5. Where do metrics fit into this?
Glad you asked. First, let’s get clear that the word “metrics” is just a fancy term for measurements. Metrics often include things like the number of new customers in a certain time period, the number of customer visits (or other activity) per day or month, and the amount of revenue generated in a defined time period. Metrics are important because, as I noted earlier, quantitative information is key to really learning where you stand with customers. But not all metrics are created equal, and for startups, there are two kinds you need to know about: actionable metrics and vanity metrics.
Actionable metrics—those you can make meaningful decisions around—measure specific customer behaviors and patterns. For example, average revenue per customer tells you a lot about your value to customers. Even better, it lets you test features and other aspects of your product to determine whether what you do can increase the number.

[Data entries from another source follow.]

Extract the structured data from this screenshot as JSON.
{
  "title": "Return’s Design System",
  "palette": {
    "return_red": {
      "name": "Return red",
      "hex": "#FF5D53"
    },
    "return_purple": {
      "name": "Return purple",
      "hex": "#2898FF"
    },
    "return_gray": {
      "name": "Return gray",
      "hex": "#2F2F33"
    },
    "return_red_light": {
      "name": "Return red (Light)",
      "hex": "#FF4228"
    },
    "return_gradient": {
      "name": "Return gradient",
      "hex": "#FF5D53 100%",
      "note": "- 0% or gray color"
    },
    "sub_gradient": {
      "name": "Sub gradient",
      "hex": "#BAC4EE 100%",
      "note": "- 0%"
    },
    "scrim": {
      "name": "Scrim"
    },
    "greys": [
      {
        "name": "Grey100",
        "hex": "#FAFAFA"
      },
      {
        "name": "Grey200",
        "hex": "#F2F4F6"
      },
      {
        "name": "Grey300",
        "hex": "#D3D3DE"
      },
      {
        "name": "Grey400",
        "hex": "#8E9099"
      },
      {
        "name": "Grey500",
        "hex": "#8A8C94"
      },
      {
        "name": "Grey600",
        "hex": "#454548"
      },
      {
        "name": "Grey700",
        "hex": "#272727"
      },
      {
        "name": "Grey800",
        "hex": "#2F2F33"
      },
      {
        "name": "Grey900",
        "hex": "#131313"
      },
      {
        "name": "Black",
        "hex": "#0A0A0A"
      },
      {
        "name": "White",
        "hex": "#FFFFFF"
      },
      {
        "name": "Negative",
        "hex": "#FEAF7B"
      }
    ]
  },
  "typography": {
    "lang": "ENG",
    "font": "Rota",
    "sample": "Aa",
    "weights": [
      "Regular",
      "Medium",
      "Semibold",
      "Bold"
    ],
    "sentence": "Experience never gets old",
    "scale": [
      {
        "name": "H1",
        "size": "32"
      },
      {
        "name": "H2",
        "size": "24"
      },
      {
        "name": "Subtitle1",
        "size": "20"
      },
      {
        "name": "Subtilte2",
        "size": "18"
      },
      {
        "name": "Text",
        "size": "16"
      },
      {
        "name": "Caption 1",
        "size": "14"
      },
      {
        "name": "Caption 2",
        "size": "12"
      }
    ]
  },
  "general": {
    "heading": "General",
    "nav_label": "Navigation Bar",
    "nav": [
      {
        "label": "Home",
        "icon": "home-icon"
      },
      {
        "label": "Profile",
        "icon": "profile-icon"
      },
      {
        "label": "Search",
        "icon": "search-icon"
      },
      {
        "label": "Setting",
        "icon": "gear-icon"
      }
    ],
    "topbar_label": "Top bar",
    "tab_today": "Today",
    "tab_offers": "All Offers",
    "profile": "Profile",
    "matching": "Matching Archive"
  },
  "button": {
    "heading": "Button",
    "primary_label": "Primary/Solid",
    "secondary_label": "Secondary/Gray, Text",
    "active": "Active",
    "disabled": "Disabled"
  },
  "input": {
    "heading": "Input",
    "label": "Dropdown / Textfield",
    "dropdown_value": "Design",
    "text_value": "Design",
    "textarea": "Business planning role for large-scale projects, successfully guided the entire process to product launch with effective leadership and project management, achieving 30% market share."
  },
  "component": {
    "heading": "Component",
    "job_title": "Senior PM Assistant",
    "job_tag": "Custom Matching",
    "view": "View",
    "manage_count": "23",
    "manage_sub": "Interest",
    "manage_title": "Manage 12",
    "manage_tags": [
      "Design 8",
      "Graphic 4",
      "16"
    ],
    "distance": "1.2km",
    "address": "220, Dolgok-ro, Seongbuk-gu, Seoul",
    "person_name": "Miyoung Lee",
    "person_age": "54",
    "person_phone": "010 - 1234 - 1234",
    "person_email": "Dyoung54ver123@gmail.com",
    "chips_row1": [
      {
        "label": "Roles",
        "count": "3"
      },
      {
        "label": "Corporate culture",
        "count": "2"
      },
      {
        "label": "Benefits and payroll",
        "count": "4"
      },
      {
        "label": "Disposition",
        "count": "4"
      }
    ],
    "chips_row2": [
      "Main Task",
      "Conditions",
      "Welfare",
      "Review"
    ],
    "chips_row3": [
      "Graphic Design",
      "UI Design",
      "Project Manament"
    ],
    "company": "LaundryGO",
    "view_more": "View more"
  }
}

To really understand the impact of your actions on your customers, startups often measure them in groups, generally called a cohort analysis, in which you compare the behavior of a subset of your customers against another subset you’ve treated differently. Cohorts are most commonly defined by when they become your customers, so, for example, you might compare new customers from June and new customers from July—when you offered all new customers a coupon to try your premium service—to determine whether your average revenue per customer has gone up.

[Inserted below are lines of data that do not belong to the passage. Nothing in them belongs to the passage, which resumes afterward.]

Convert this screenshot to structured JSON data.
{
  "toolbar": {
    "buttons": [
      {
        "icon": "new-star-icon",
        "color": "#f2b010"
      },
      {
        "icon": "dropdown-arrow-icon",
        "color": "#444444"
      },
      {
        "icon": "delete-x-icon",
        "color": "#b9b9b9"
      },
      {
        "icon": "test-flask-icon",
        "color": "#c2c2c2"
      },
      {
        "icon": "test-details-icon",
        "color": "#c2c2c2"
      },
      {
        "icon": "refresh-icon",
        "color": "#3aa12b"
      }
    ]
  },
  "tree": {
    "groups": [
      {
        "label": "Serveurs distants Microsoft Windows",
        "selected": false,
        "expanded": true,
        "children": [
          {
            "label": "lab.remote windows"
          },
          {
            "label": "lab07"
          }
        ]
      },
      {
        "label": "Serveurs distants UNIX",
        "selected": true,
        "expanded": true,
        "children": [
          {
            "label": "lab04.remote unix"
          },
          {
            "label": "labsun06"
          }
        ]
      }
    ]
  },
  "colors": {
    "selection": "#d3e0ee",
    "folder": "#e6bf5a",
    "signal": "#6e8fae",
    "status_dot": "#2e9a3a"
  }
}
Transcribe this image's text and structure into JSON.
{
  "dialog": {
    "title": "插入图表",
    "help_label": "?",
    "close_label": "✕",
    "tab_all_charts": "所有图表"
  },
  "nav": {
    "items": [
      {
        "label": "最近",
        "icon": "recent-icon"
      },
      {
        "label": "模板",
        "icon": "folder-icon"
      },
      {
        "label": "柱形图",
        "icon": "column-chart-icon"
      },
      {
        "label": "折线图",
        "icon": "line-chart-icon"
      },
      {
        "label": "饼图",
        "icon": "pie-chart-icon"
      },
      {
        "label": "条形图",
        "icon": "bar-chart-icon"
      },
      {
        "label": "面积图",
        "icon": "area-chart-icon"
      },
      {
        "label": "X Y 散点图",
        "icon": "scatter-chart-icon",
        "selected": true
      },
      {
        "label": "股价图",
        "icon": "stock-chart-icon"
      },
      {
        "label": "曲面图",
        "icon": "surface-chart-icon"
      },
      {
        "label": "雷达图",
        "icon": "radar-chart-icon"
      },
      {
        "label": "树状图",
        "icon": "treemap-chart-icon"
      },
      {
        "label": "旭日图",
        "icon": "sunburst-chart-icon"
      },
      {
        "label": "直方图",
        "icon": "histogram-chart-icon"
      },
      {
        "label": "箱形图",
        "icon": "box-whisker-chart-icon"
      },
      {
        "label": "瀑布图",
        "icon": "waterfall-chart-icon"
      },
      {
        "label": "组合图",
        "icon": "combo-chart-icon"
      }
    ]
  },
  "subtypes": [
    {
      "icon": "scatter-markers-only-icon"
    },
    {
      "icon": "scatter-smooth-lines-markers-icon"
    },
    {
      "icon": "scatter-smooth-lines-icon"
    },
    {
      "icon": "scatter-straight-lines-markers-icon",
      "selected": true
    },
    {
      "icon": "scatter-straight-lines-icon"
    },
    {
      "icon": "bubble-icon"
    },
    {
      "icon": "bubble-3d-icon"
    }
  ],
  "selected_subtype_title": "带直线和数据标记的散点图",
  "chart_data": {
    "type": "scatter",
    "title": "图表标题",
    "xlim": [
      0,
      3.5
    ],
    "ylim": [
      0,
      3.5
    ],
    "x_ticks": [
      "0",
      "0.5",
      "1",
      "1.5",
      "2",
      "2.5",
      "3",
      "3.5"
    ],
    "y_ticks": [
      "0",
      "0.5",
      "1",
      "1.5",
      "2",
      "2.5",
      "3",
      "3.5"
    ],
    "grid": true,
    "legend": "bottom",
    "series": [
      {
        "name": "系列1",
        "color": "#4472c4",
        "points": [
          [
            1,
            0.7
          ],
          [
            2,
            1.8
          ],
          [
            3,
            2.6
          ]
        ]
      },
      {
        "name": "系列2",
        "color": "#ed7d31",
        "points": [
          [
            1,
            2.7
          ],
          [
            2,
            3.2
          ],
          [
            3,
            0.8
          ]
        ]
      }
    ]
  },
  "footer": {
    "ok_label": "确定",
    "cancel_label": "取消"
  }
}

Vanity metrics, on the other hand, are broad measurements that are appealing to look at but don’t tell you anything meaningful about your value to customers. For example, it’s fun to watch your number of Twitter followers increase or to focus on how much total revenue you’ve taken in. But Twitter followers aren’t necessarily customers, and gross revenue without contextual information doesn’t tell you whether you’re looking at sustained growth, scattershot injections of cash, or customer behaviors you can affect.
One key way to home in on meaningful metrics is to recognize that, in a startup, your most important activity is gathering information to reduce unknowns—not meeting product-development deadlines or driving sales. For most of us, that’s a huge shift in focus, and it’s difficult. If you’re a leader, this idea is central, because you have to establish and look for appropriate signs that your new-product teams are learning about whether they’re providing value to customers and building on what they’ve learned. If you revert to deadlines and profit, which you’ll be tempted to do, you’ll sink your young ships.

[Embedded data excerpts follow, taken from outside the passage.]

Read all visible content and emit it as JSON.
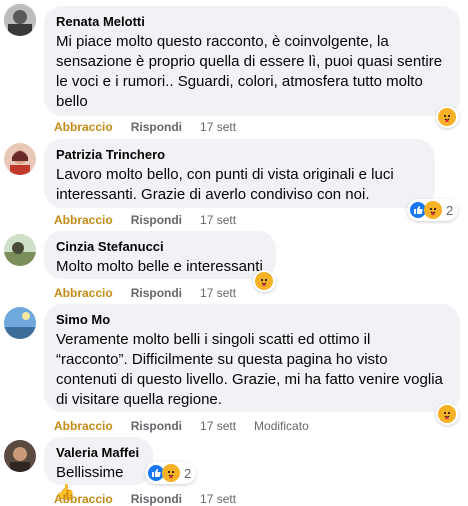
{
  "actions": {
    "like_label": "Abbraccio",
    "reply_label": "Rispondi"
  },
  "comments": [
    {
      "author": "Renata Melotti",
      "text": "Mi piace molto questo racconto, è coinvolgente, la\nsensazione è proprio quella di essere lì, puoi quasi sentire\nle voci e i rumori.. Sguardi, colori, atmosfera tutto molto\nbello",
      "time": "17 sett",
      "reaction_count": ""
    },
    {
      "author": "Patrizia Trinchero",
      "text": "Lavoro molto bello, con punti di vista originali e luci\ninteressanti. Grazie di averlo condiviso con noi.",
      "time": "17 sett",
      "reaction_count": "2"
    },
    {
      "author": "Cinzia Stefanucci",
      "text": "Molto molto belle e interessanti",
      "time": "17 sett",
      "reaction_count": ""
    },
    {
      "author": "Simo Mo",
      "text": "Veramente molto belli i singoli scatti ed ottimo il\n“racconto”. Difficilmente su questa pagina ho visto\ncontenuti di questo livello. Grazie, mi ha fatto venire voglia\ndi visitare quella regione.",
      "time": "17 sett",
      "edited": "Modificato",
      "reaction_count": ""
    },
    {
      "author": "Valeria Maffei",
      "text": "Bellissime 👍",
      "time": "17 sett",
      "reaction_count": "2"
    }
  ],
  "icons": {
    "care_reaction": "care-emoji-icon",
    "like_reaction": "thumbs-up-icon"
  },
  "colors": {
    "bubble_bg": "#f0f2f5",
    "like_action": "#c68a16",
    "meta_gray": "#65676b",
    "like_blue": "#1877f2",
    "care_yellow": "#f7b125"
  }
}
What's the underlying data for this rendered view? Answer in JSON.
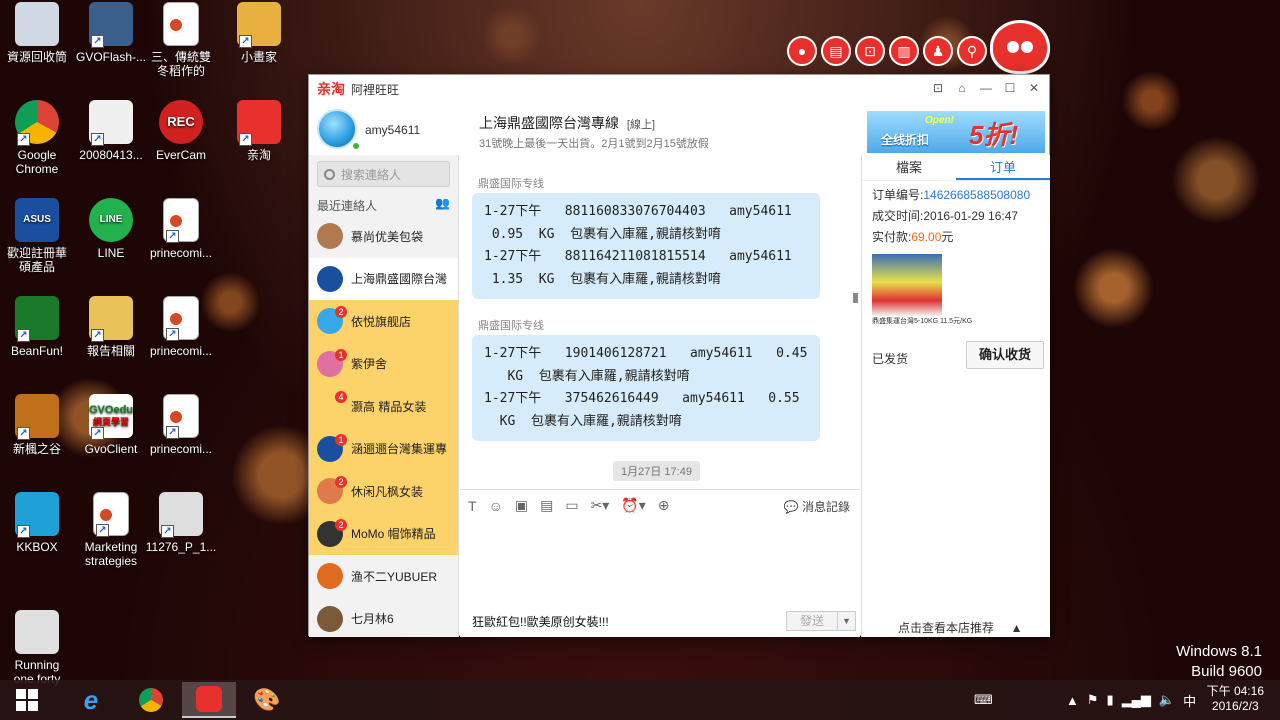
{
  "desktop_icons": [
    {
      "label": "資源回收筒"
    },
    {
      "label": "GVOFlash-..."
    },
    {
      "label": "三、傳統雙\n冬稻作的"
    },
    {
      "label": "小畫家"
    },
    {
      "label": "Google\nChrome"
    },
    {
      "label": "20080413..."
    },
    {
      "label": "EverCam"
    },
    {
      "label": "亲淘"
    },
    {
      "label": "歡迎註冊華\n碩產品"
    },
    {
      "label": "LINE"
    },
    {
      "label": "prinecomi..."
    },
    {
      "label": "BeanFun!"
    },
    {
      "label": "報告相關"
    },
    {
      "label": "prinecomi..."
    },
    {
      "label": "新楓之谷"
    },
    {
      "label": "GvoClient"
    },
    {
      "label": "prinecomi..."
    },
    {
      "label": "KKBOX"
    },
    {
      "label": "Marketing\nstrategies"
    },
    {
      "label": "11276_P_1..."
    },
    {
      "label": "Running\none forty"
    }
  ],
  "icon_texts": {
    "asus": "ASUS",
    "line": "LINE",
    "rec": "REC",
    "gvo": "GVOedu",
    "gvo_sub": "網頁學習"
  },
  "window": {
    "brand": "亲淘",
    "app_name": "阿裡旺旺",
    "username": "amy54611",
    "contact_title": "上海鼎盛國際台灣專線",
    "contact_status": "[線上]",
    "contact_sub": "31號晚上最後一天出貨。2月1號到2月15號放假",
    "ad_open": "Open!",
    "ad_text1": "全线折扣",
    "ad_text2": "5折!"
  },
  "sidebar": {
    "search_placeholder": "搜索連絡人",
    "recent_label": "最近連絡人",
    "contacts": [
      {
        "name": "慕尚优美包袋",
        "badge": ""
      },
      {
        "name": "上海鼎盛國際台灣",
        "badge": ""
      },
      {
        "name": "依悦旗舰店",
        "badge": "2"
      },
      {
        "name": "紫伊舍",
        "badge": "1"
      },
      {
        "name": "灏高 精品女装",
        "badge": "4"
      },
      {
        "name": "涵逦逦台灣集運專",
        "badge": "1"
      },
      {
        "name": "休闲凡枫女装",
        "badge": "2"
      },
      {
        "name": "MoMo 帽饰精品",
        "badge": "2"
      },
      {
        "name": "渔不二YUBUER",
        "badge": ""
      },
      {
        "name": "七月林6",
        "badge": ""
      }
    ]
  },
  "chat": {
    "messages": [
      {
        "sender": "鼎盛国际专线",
        "text": "1-27下午   881160833076704403   amy54611\n 0.95  KG  包裹有入庫羅,親請核對唷\n1-27下午   881164211081815514   amy54611\n 1.35  KG  包裹有入庫羅,親請核對唷"
      },
      {
        "sender": "鼎盛国际专线",
        "text": "1-27下午   1901406128721   amy54611   0.45\n   KG  包裹有入庫羅,親請核對唷\n1-27下午   375462616449   amy54611   0.55\n  KG  包裹有入庫羅,親請核對唷"
      }
    ],
    "time_chip": "1月27日 17:49",
    "history_label": "消息記錄",
    "input_text": "狂歐紅包!!歐美原创女裝!!!",
    "send_label": "發送"
  },
  "right_panel": {
    "tabs": [
      "檔案",
      "订单"
    ],
    "order_no_label": "订单编号:",
    "order_no": "1462668588508080",
    "time_label": "成交时间:",
    "time_value": "2016-01-29 16:47",
    "paid_label": "实付款:",
    "paid_value": "69.00",
    "paid_unit": "元",
    "product_caption": "鼎盛集運台灣5-10KG 11.5元/KG",
    "status": "已发货",
    "confirm_button": "确认收货",
    "shop_rec": "点击查看本店推荐"
  },
  "watermark": {
    "line1": "Windows 8.1",
    "line2": "Build 9600"
  },
  "taskbar": {
    "ime": "中",
    "time": "下午 04:16",
    "date": "2016/2/3"
  },
  "colors": {
    "taobao_red": "#e8312c",
    "bubble": "#d6ecfa",
    "highlight": "#fcd26a",
    "link_blue": "#2a7ad6"
  }
}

For example, Facebook might not exist today if the company had tried to generate revenue at the outset. When the site first started, it was for college students, and it didn’t yet have ad sales. But the founders suspected they were onto something interesting because, each time they gave a new school access to the site, a spectacularly high percentage of students would sign up in a very short time. In addition, those students spent an unusually long time on the site, and they came back frequently. None of those metrics had to do with revenue initially, but they helped Facebook recognize that it was creating value for students and that it had ways to grow.
Metrics and learning milestones vary a lot based on your products and hypotheses, and we’ll talk more about them in future posts. In the meantime, here’s Eric’s cornerstone post on actionable vs. vanity metrics, and here are two ways to tell you’re moving in the right direction with any product:
- You cycle through the build-measure-learn loop much, much more rapidly over time. You go from six months to roll out one MVP and analyze it, to three months, to one month, to one week—and you learn more in the shorter rounds as you get better at formulating hypotheses.
- Your team starts to make decisions based on the data you gather, not on job titles.